Hiya, looking the a firewall for my homelab, mostly to experiment but also for a added layer of security. There are just two of us in this household with a few laptops, phones and my servers, so nothing much. Therefore looking for something affordable and not “overkill”.
Anyone got any recommendations for this? Also how do you run your opensense/pfsense instance?
Appreciate any tips!
Nowadays I think most homelabbers are buying those n150 mini PCs from AliExpress. Specifically for opnsense
@bytepursuits @selfhosted I’ve tried one mini-pc about 10 years ago; what a disappointment! It was a small jewel, touching it. It ran Win10, 64GB hard disk. For a couple years it has been my emergency portable aid - I installed NVDA (non visual desktop access) screen reader in it, as JAWS for Windows, the commercial one, is very heavy. So, after a few updates from Win10, this poor machine literally became so, so slow. And, hot. It seemed to have a little oven in my hands.

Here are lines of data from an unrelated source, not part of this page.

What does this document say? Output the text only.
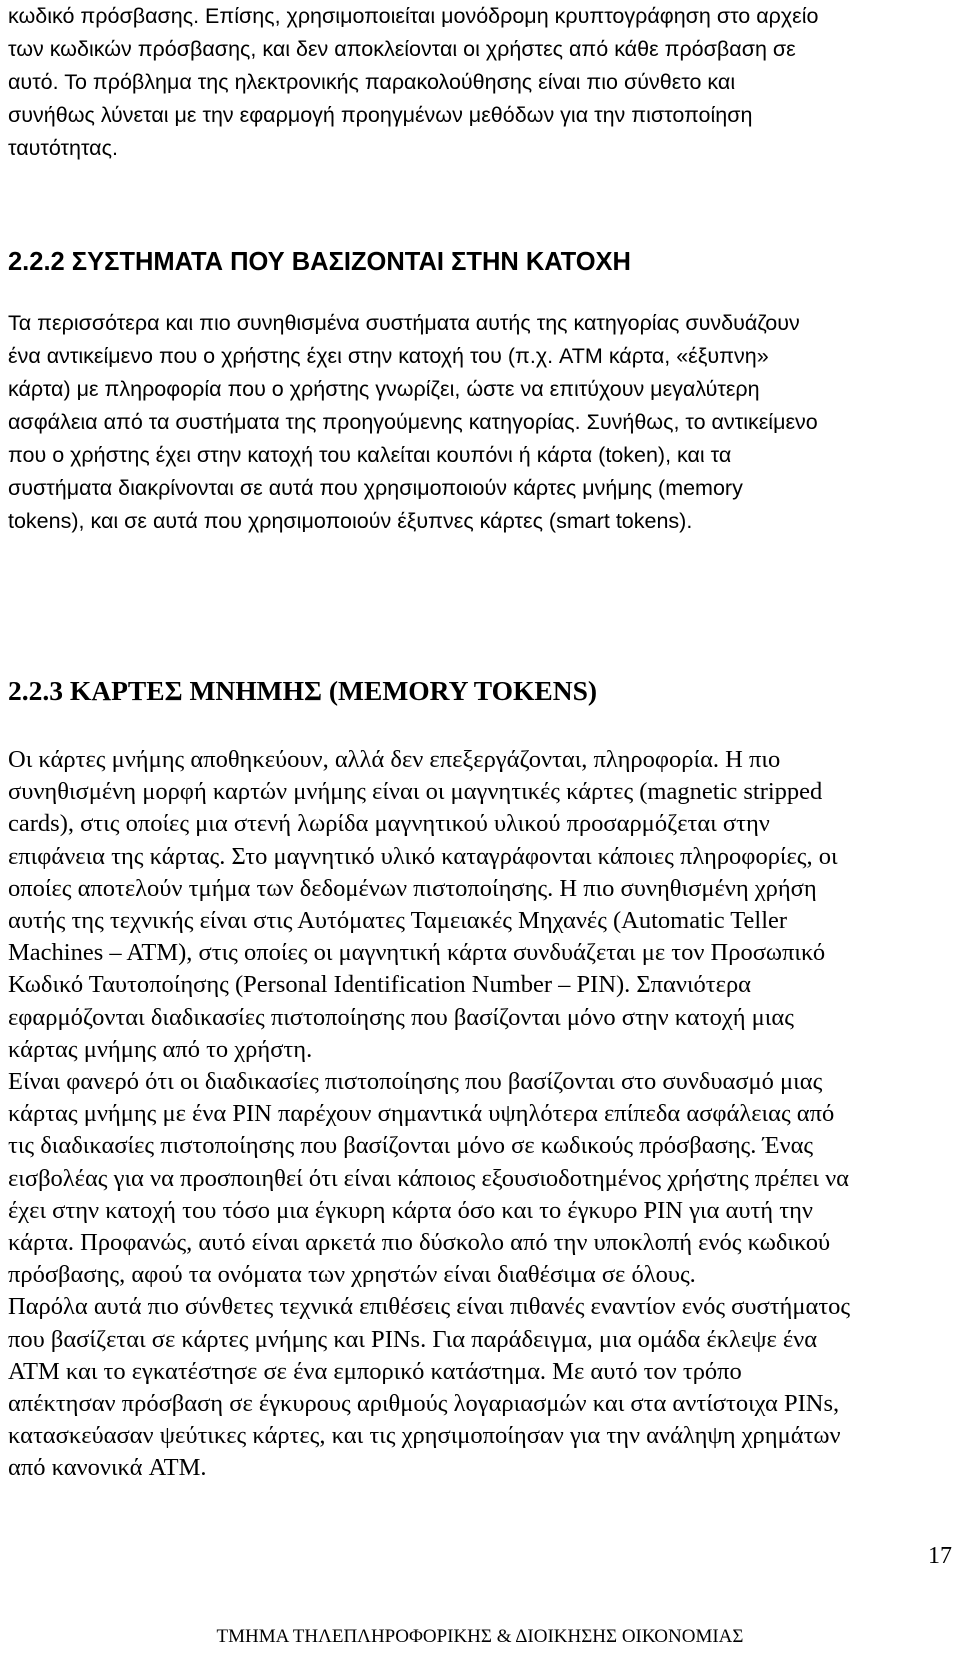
κωδικό πρόσβασης. Επίσης, χρησιμοποιείται μονόδρομη κρυπτογράφηση στο αρχείο
των κωδικών πρόσβασης, και δεν αποκλείονται οι χρήστες από κάθε πρόσβαση σε
αυτό. Το πρόβλημα της ηλεκτρονικής παρακολούθησης είναι πιο σύνθετο και
συνήθως λύνεται με την εφαρμογή προηγμένων μεθόδων για την πιστοποίηση
ταυτότητας.

2.2.2 ΣΥΣΤΗΜΑΤΑ ΠΟΥ ΒΑΣΙΖΟΝΤΑΙ ΣΤΗΝ ΚΑΤΟΧΗ

Τα περισσότερα και πιο συνηθισμένα συστήματα αυτής της κατηγορίας συνδυάζουν
ένα αντικείμενο που ο χρήστης έχει στην κατοχή του (π.χ. ATM κάρτα, «έξυπνη»
κάρτα) με πληροφορία που ο χρήστης γνωρίζει, ώστε να επιτύχουν μεγαλύτερη
ασφάλεια από τα συστήματα της προηγούμενης κατηγορίας. Συνήθως, το αντικείμενο
που ο χρήστης έχει στην κατοχή του καλείται κουπόνι ή κάρτα (token), και τα
συστήματα διακρίνονται σε αυτά που χρησιμοποιούν κάρτες μνήμης (memory
tokens), και σε αυτά που χρησιμοποιούν έξυπνες κάρτες (smart tokens).

2.2.3 ΚΑΡΤΕΣ ΜΝΗΜΗΣ (MEMORY TOKENS)

Οι κάρτες μνήμης αποθηκεύουν, αλλά δεν επεξεργάζονται, πληροφορία. Η πιο
συνηθισμένη μορφή καρτών μνήμης είναι οι μαγνητικές κάρτες (magnetic stripped
cards), στις οποίες μια στενή λωρίδα μαγνητικού υλικού προσαρμόζεται στην
επιφάνεια της κάρτας. Στο μαγνητικό υλικό καταγράφονται κάποιες πληροφορίες, οι
οποίες αποτελούν τμήμα των δεδομένων πιστοποίησης. Η πιο συνηθισμένη χρήση
αυτής της τεχνικής είναι στις Αυτόματες Ταμειακές Μηχανές (Automatic Teller
Machines – ATM), στις οποίες οι μαγνητική κάρτα συνδυάζεται με τον Προσωπικό
Κωδικό Ταυτοποίησης (Personal Identification Number – PIN). Σπανιότερα
εφαρμόζονται διαδικασίες πιστοποίησης που βασίζονται μόνο στην κατοχή μιας
κάρτας μνήμης από το χρήστη.

Είναι φανερό ότι οι διαδικασίες πιστοποίησης που βασίζονται στο συνδυασμό μιας
κάρτας μνήμης με ένα PIN παρέχουν σημαντικά υψηλότερα επίπεδα ασφάλειας από
τις διαδικασίες πιστοποίησης που βασίζονται μόνο σε κωδικούς πρόσβασης. Ένας
εισβολέας για να προσποιηθεί ότι είναι κάποιος εξουσιοδοτημένος χρήστης πρέπει να
έχει στην κατοχή του τόσο μια έγκυρη κάρτα όσο και το έγκυρο PIN για αυτή την
κάρτα. Προφανώς, αυτό είναι αρκετά πιο δύσκολο από την υποκλοπή ενός κωδικού
πρόσβασης, αφού τα ονόματα των χρηστών είναι διαθέσιμα σε όλους.

Παρόλα αυτά πιο σύνθετες τεχνικά επιθέσεις είναι πιθανές εναντίον ενός συστήματος
που βασίζεται σε κάρτες μνήμης και PINs. Για παράδειγμα, μια ομάδα έκλεψε ένα
ATM και το εγκατέστησε σε ένα εμπορικό κατάστημα. Με αυτό τον τρόπο
απέκτησαν πρόσβαση σε έγκυρους αριθμούς λογαριασμών και στα αντίστοιχα PINs,
κατασκεύασαν ψεύτικες κάρτες, και τις χρησιμοποίησαν για την ανάληψη χρημάτων
από κανονικά ATM.

17

ΤΜΗΜΑ ΤΗΛΕΠΛΗΡΟΦΟΡΙΚΗΣ & ΔΙΟΙΚΗΣΗΣ ΟΙΚΟΝΟΜΙΑΣ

Now, I don’t find anything interesting; those machine, low-priced, sold in extra-EU e-commerces, don’t seem trustworthy. The second one I bought was bigger, about the size of an iPad mini. But it arrived with broken LCD screen. As a blind user, I was relying just on audio. But in the end, gearbest said “you have broken it” - money thrown in the toilet.
If your Internet connection is 1g or slower just about any desktop built in the last 10 years should be fast enough. The critical thing is having a good network card. Intel is generally very reliable for network cards and you can get used ones on eBay for not to much.
I had pfSense running on an old Core 2 Duo machine from around 2010 when I worked in MSP. You can run it on just about anything.
The only trouble I had was when I switched to gigabit+ service and had snort running. Snort is single-threaded and that CPU just could not keep up. Suricata would be a better choice given it’s natively multi-threaded, but the real limitation there was my setup and not pfSense.
Suricata would be a better choice given it’s natively multi-threaded
+1 for Suricata/inline
My Pentium G3220 box running OpnSense has never bottlenecked me, so I imagine you can run it on basically anything you can find in a dumpster.
Opensense is based on BSD, which has a single threaded network stack. This means that low end CPUs can struggle to do >1gbit throughputs. Depending on your WAN this could be an issue.
Any dual-nic SBC should be fine. My roommate & I run it on a i3 dual-nic small machine, but that’s almost overpowered. prior to that I ran it on a vm on proxmox, worked fine mostly, just a bit of a headache setting up the networking initially.
If you’re buying a PC for OPNsense or pfSense, look for one with Intel NICs. Realtek NICs tend to be unreliable.
It wouldn’t take much really. I run a little fanless standalone pFsense box:
- Intel® Celeron® CPU J3160 @ 1.60GHz
- Current: 1600 MHz, Max: 1601 MHz
- 4 CPUs : 1 package(s) x 4 core(s)
- 8 GB RAM
- 1 TB SSD
Last time someone asked this question, I believe the going eBay price was in the $175 to $275 USD range. Mine sits between my modem and everything else, servers, cams, PCs, laptops, et al. I haven’t experienced any bottlenecks or sluggishness.